Неуловимая подача - Лиз Томфорд
Локоть Кеннеди врезается в правую икру Исайи.
– Ох, черт возьми! – кричит он, впиваясь зубами в мягкий стол, чтобы заглушить звук. Он издает сдавленный стон, его голос срывается.
– Кенни! Кенни!
– Вот так-то, малыш. Скажи это как настоящий мужчина.
Вся комната бьется в истерике, а мой эгоистичный братишка вжимается в стол, извиваясь, чтобы отодвинуться от нее.
– Тебе нравится причинять мне боль? – спрашивает он, садясь и отползая подальше. – Ты и не подозреваешь, как я люблю боль. В постели меня даже можно назвать мазохистом.

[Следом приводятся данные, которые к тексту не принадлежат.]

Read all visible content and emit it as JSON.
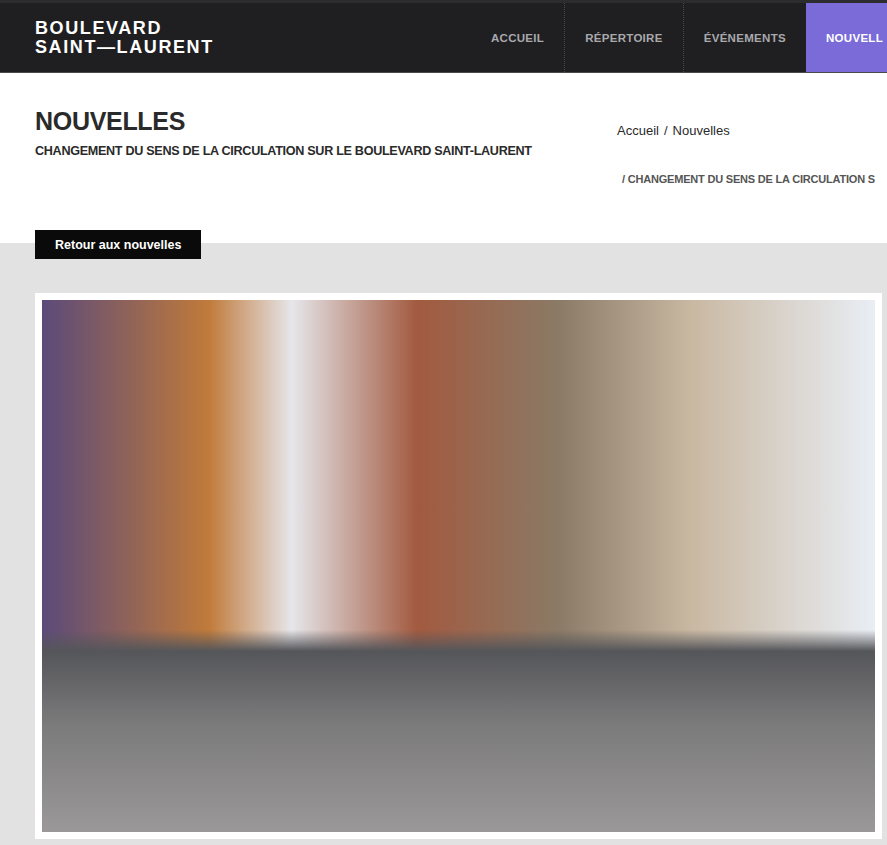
{
  "header": {
    "logo": [
      "BOULEVARD",
      "SAINT—LAURENT"
    ],
    "nav": [
      {
        "label": "ACCUEIL",
        "selected": false
      },
      {
        "label": "RÉPERTOIRE",
        "selected": false
      },
      {
        "label": "ÉVÉNEMENTS",
        "selected": false
      },
      {
        "label": "NOUVELL",
        "selected": true
      }
    ]
  },
  "page": {
    "title": "NOUVELLES",
    "subtitle": "CHANGEMENT DU SENS DE LA CIRCULATION SUR LE BOULEVARD SAINT-LAURENT",
    "breadcrumb": [
      "Accueil",
      "Nouvelles"
    ],
    "separator": "/",
    "breadcrumb_current": "CHANGEMENT DU SENS DE LA CIRCULATION S"
  },
  "button": "Retour aux nouvelles"
}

Кеннеди изо всех сил старается сдержать улыбку. Они проработали вместе три года, и мой братец изо всех сил старался затащить ее в постель. У него ничего не вышло. Впрочем, раньше девушка носила бриллиант на безымянном пальце левой руки, а в этом сезоне его нет, так что кто знает, может быть, это придает ему решимости.
– Если тебе так нравится испытывать боль, ложись обратно на стол. – Она похлопывает по подушке.
– Кенни, у тебя был тяжелый день. Я в порядке. Не хочу, чтобы ты слишком много работала.
– Слабак. – Она смеется, качает головой и уходит.
Я разговариваю с братом, а мой врач продолжает удерживать меня за руку.
– Когда-нибудь ты ее доведешь.
– Не-а, – говорит Исайя, его голос становится громче, когда он подходит к моему столу и смотрит на меня сверху вниз. – Она в меня влюблена. Она об этом даже не подозревает, но это так. И совершенно очевидно, что я влюблен в нее.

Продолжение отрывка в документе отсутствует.